Multiple coils in a conducting liquid for deep and whole-brain transcranial magnetic stimulation. I. Single-frequency excitation

Abstract

We present a system comprising multiple coils excited at a single frequency and immersed in a conducting liquid allowing for unprecedented deep, whole-brain transcranial magnetic stimulation (TMS). Finite-element methods were applied onto a spherical head model complemented by an ellipsoidal torso. The head model comprises skin, skull, cerebral spinal fluid, and brain tissue. Results show deep-brain induced currents reaching 85% at 10-cm penetration (brain center) in respect to surface (cortex) maximum.
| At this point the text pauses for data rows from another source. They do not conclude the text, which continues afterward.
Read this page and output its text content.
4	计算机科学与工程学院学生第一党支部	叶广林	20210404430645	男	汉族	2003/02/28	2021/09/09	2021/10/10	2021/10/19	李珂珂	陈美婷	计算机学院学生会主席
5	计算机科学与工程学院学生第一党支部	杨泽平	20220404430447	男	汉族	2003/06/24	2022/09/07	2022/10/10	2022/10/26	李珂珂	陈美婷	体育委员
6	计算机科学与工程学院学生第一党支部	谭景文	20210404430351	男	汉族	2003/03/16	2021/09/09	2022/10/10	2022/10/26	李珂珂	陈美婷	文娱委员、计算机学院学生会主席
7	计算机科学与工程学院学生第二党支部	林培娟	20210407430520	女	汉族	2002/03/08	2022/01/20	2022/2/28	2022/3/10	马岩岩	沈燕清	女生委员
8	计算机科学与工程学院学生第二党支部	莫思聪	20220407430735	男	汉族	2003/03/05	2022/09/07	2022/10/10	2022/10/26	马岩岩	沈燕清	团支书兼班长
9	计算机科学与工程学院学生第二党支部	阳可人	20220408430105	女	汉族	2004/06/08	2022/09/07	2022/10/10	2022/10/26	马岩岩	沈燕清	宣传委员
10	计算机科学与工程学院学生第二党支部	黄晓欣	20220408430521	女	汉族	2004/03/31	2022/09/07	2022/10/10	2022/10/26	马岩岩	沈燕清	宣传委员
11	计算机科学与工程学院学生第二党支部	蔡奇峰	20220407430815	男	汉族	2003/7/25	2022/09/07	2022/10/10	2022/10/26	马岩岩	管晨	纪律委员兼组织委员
For comparison, state-of-the-art published data reach 47% relative induction at 8-cm depth only. This system counterparts well-known limiting effects occurring due to the enhancement of current densities at the brain/surface interface by immersing the stimulating coils (and partially the head of the patient) into a conducting liquid such as an electrolyte solution or a liquid metal. In addition, several system asymmetries are exploited in order to optimize deep-brain stimulation down to the center of the brain. Although current densities induced in the retinas and in the torso are estimated to reach sub-optimum levels in regard to patient safety, these first positive results show that overcoming the brain/surface induction barrier is feasible.